Maintenant, je sais. Quignard est un styliste de la langue.



Biographe de Meaume, graveur né à Paris en 1617, il construit un petit livre autour d'eaux-fortes et de manière noire. Noire destinée de Meaume qui a connu l'éblouissante blancheur du corps de Nanni. Défiguré par son rival auquel l'amante était promise, congédié illico pour cause de laideur, Meaume voyage, apprend, grave, grave de tout: des gens humbles, des scènes érotiques et prosaïques, des paysages. Sur cuivre. Et Pascal Quignard tente de transformer chacun des courts chapitres de son ouvrage en une estampe. A partir d'une gravure offerte à notre vue, il déroule son récit. Il déroule son récit et construit une gravure. C'est selon.



Meaume "fait des images qui sortent de la nuit" afin de conserver son amour perdu. Quignard fait des phrases vernies où règne insuffisamment l'ombre pour bien camoufler la posture. Dans la sècheresse voulue, il manque la désinvolture d'un Echenoz. Dans le parti pris littéraire, il manque le velouté de la pointe sèche. J'ai lu avec plaisir car le livre est écrit. Il recèle quelques fulgurances. N'en déplaise à l'écrivain lui-même (et à ma belle-mère), le livre est accessible. On ne va pas se laisser emm… par quelques flash-back.

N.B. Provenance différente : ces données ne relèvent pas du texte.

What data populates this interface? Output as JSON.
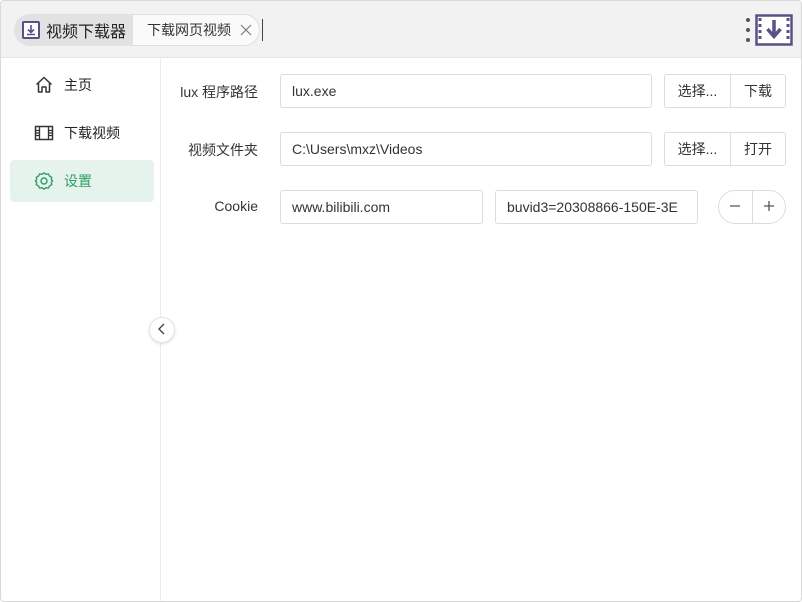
{
  "app": {
    "title": "视频下载器",
    "icon": "download-box-icon"
  },
  "tabs": [
    {
      "label": "下载网页视频"
    }
  ],
  "sidebar": {
    "items": [
      {
        "label": "主页",
        "icon": "home-icon",
        "active": false
      },
      {
        "label": "下载视频",
        "icon": "film-icon",
        "active": false
      },
      {
        "label": "设置",
        "icon": "gear-icon",
        "active": true
      }
    ]
  },
  "settings": {
    "lux_path": {
      "label": "lux 程序路径",
      "value": "lux.exe",
      "select_label": "选择...",
      "download_label": "下载"
    },
    "video_folder": {
      "label": "视频文件夹",
      "value": "C:\\Users\\mxz\\Videos",
      "select_label": "选择...",
      "open_label": "打开"
    },
    "cookie": {
      "label": "Cookie",
      "domain_value": "www.bilibili.com",
      "cookie_value": "buvid3=20308866-150E-3E",
      "minus_label": "−",
      "plus_label": "+"
    }
  },
  "colors": {
    "accent": "#2f9e69",
    "accent_bg": "#e6f3ec",
    "brand_purple": "#5a4f86"
  }
}
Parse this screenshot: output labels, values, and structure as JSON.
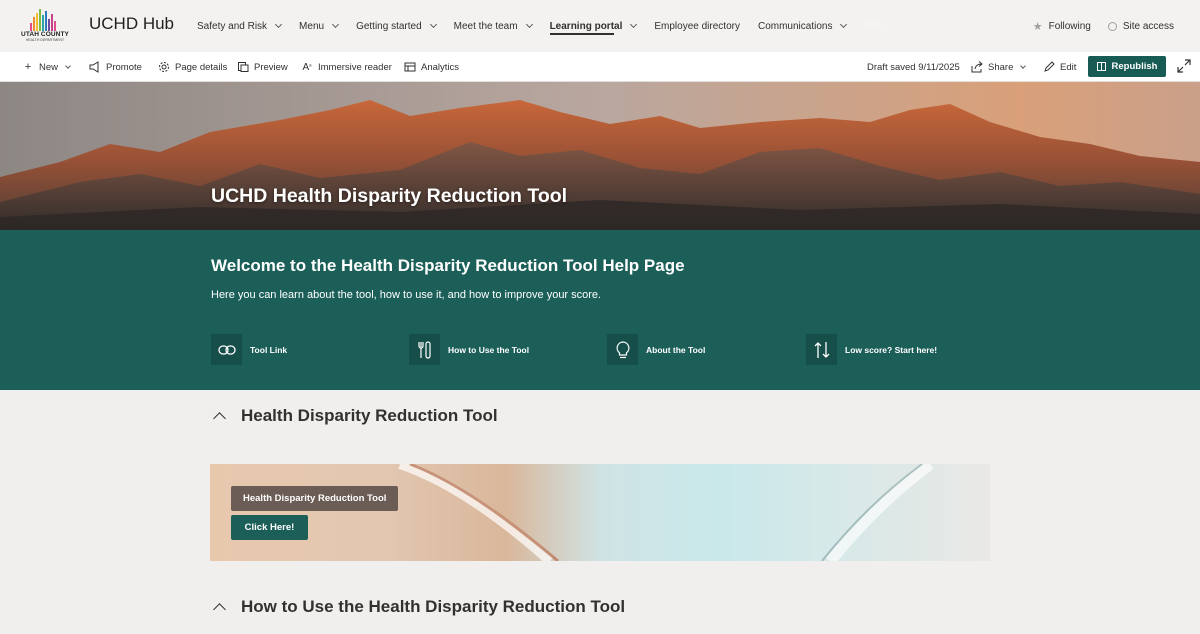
{
  "site": {
    "logo_text": "UTAH COUNTY",
    "logo_subtext": "HEALTH DEPARTMENT",
    "name": "UCHD Hub"
  },
  "nav": {
    "links": [
      {
        "label": "Safety and Risk",
        "dropdown": true
      },
      {
        "label": "Menu",
        "dropdown": true
      },
      {
        "label": "Getting started",
        "dropdown": true
      },
      {
        "label": "Meet the team",
        "dropdown": true
      },
      {
        "label": "Learning portal",
        "dropdown": true,
        "active": true
      },
      {
        "label": "Employee directory",
        "dropdown": false
      },
      {
        "label": "Communications",
        "dropdown": true
      },
      {
        "label": "Edit",
        "dropdown": false
      }
    ],
    "following": "Following",
    "site_access": "Site access"
  },
  "commandbar": {
    "new": "New",
    "promote": "Promote",
    "page_details": "Page details",
    "preview": "Preview",
    "immersive_reader": "Immersive reader",
    "analytics": "Analytics",
    "draft_status": "Draft saved 9/11/2025",
    "share": "Share",
    "edit": "Edit",
    "republish": "Republish"
  },
  "hero": {
    "title": "UCHD Health Disparity Reduction Tool"
  },
  "welcome": {
    "heading": "Welcome to the Health Disparity Reduction Tool Help Page",
    "subtext": "Here you can learn about the tool, how to use it, and how to improve your score.",
    "quick_links": [
      {
        "label": "Tool Link",
        "icon": "link-icon"
      },
      {
        "label": "How to Use the Tool",
        "icon": "tools-icon"
      },
      {
        "label": "About the Tool",
        "icon": "lightbulb-icon"
      },
      {
        "label": "Low score? Start here!",
        "icon": "sort-arrows-icon"
      }
    ]
  },
  "sections": [
    {
      "title": "Health Disparity Reduction Tool",
      "expanded": true
    },
    {
      "title": "How to Use the Health Disparity Reduction Tool",
      "expanded": true
    }
  ],
  "banner": {
    "tag": "Health Disparity Reduction Tool",
    "button": "Click Here!"
  },
  "colors": {
    "brand_green": "#1b5f58",
    "republish": "#185b55",
    "chip": "#6b5d55"
  }
}
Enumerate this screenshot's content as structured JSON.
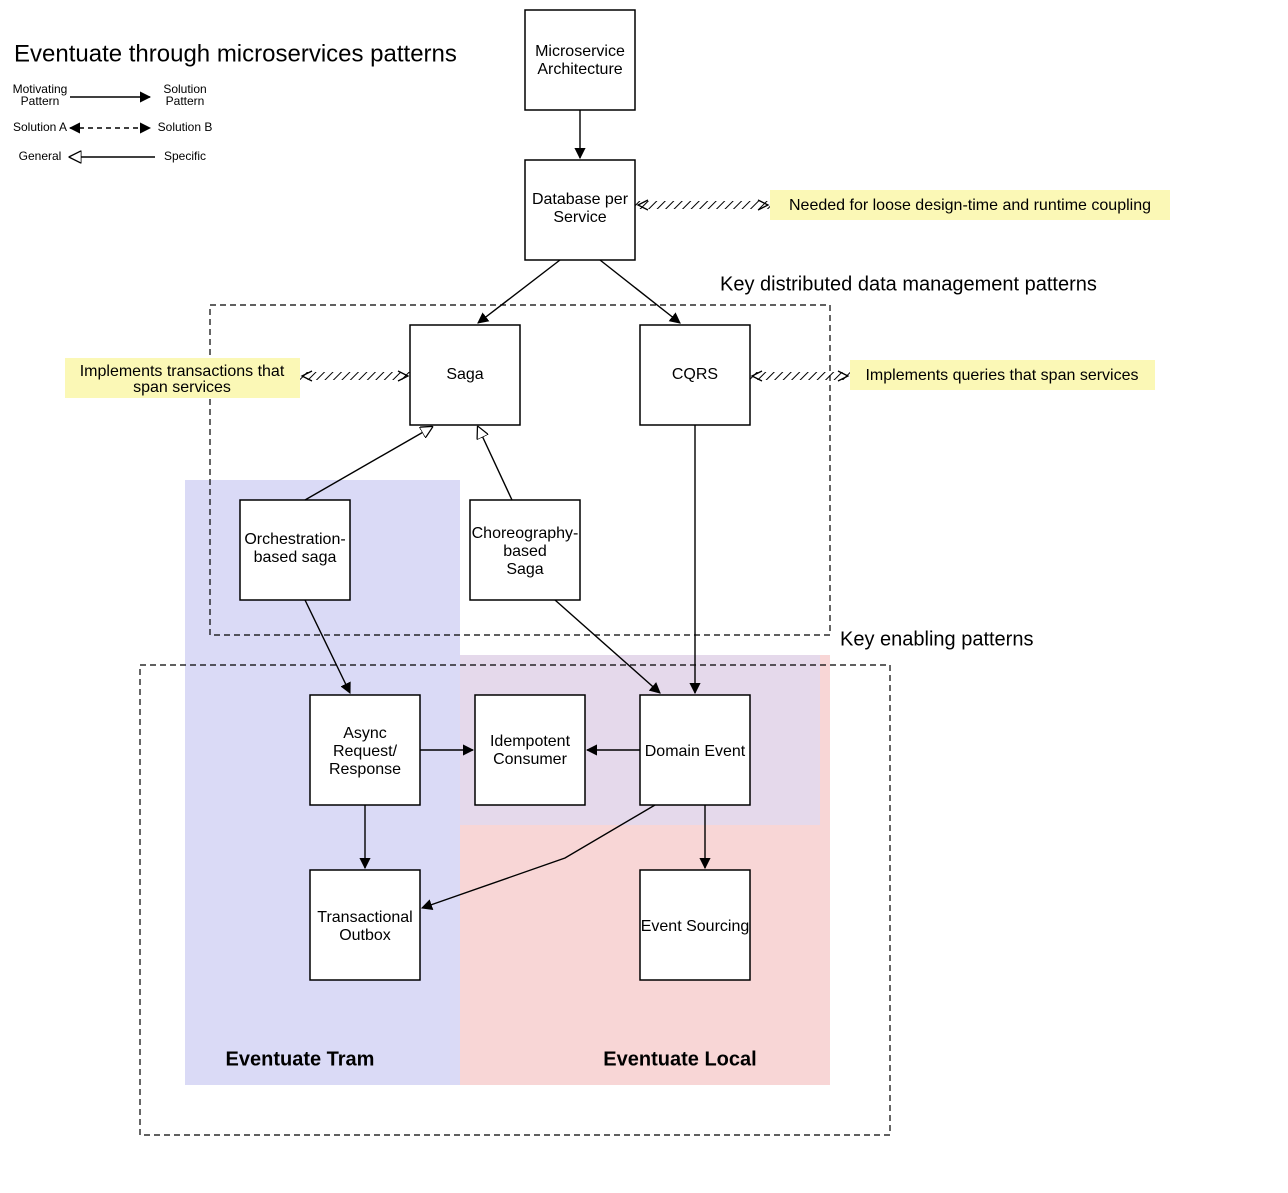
{
  "title": "Eventuate through microservices patterns",
  "legend": {
    "motivating": "Motivating\nPattern",
    "solution": "Solution\nPattern",
    "solutionA": "Solution A",
    "solutionB": "Solution B",
    "general": "General",
    "specific": "Specific"
  },
  "sections": {
    "ddm": "Key distributed data management patterns",
    "enabling": "Key enabling patterns"
  },
  "highlights": {
    "tram": "Eventuate Tram",
    "local": "Eventuate Local"
  },
  "nodes": {
    "microservice": "Microservice Architecture",
    "dbper": "Database per Service",
    "saga": "Saga",
    "cqrs": "CQRS",
    "orchSaga": "Orchestration-\nbased saga",
    "choreSaga": "Choreography-\nbased\nSaga",
    "asyncRR": "Async\nRequest/\nResponse",
    "idemp": "Idempotent\nConsumer",
    "domainEvent": "Domain Event",
    "txOutbox": "Transactional\nOutbox",
    "eventSourcing": "Event Sourcing"
  },
  "notes": {
    "loose": "Needed for loose design-time and runtime coupling",
    "sagaNote": "Implements transactions that span services",
    "cqrsNote": "Implements queries that span services"
  }
}
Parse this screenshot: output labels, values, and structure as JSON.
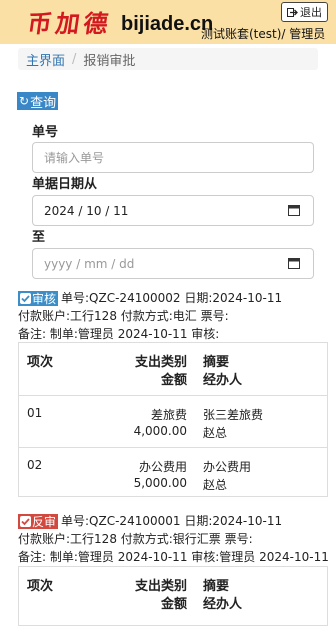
{
  "header": {
    "logo_cn": "币加德",
    "logo_en": "bijiade.cn",
    "account": "测试账套(test)/ 管理员",
    "logout_label": "退出"
  },
  "breadcrumb": {
    "home": "主界面",
    "current": "报销审批"
  },
  "query": {
    "button_label": "查询"
  },
  "form": {
    "order_no_label": "单号",
    "order_no_placeholder": "请输入单号",
    "date_from_label": "单据日期从",
    "date_from_value": "2024 / 10 / 11",
    "date_to_label": "至",
    "date_to_placeholder": "yyyy / mm / dd"
  },
  "records": [
    {
      "status": "审核",
      "line1": "单号:QZC-24100002 日期:2024-10-11",
      "line2": "付款账户:工行128 付款方式:电汇 票号:",
      "line3": "备注: 制单:管理员 2024-10-11 审核:",
      "headers": {
        "item": "项次",
        "category": "支出类别",
        "amount": "金额",
        "summary": "摘要",
        "handler": "经办人"
      },
      "items": [
        {
          "item": "01",
          "category": "差旅费",
          "amount": "4,000.00",
          "summary": "张三差旅费",
          "handler": "赵总"
        },
        {
          "item": "02",
          "category": "办公费用",
          "amount": "5,000.00",
          "summary": "办公费用",
          "handler": "赵总"
        }
      ]
    },
    {
      "status": "反审",
      "line1": "单号:QZC-24100001 日期:2024-10-11",
      "line2": "付款账户:工行128 付款方式:银行汇票 票号:",
      "line3": "备注: 制单:管理员 2024-10-11 审核:管理员 2024-10-11",
      "headers": {
        "item": "项次",
        "category": "支出类别",
        "amount": "金额",
        "summary": "摘要",
        "handler": "经办人"
      }
    }
  ]
}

Mais il y a le côté prout-prout, l'aspect salon parisien où l'on philosophe en creux en se regardant philosopher. La recherche de l'aphorisme au sein de la narration. "Tous les lecteurs des livres vivent dans les angles".



Dans mon angle, je me suis rhabillée confortable. Quignard est un peu trop engoncé dans son costume. Il lui manque la décontraction du dandy.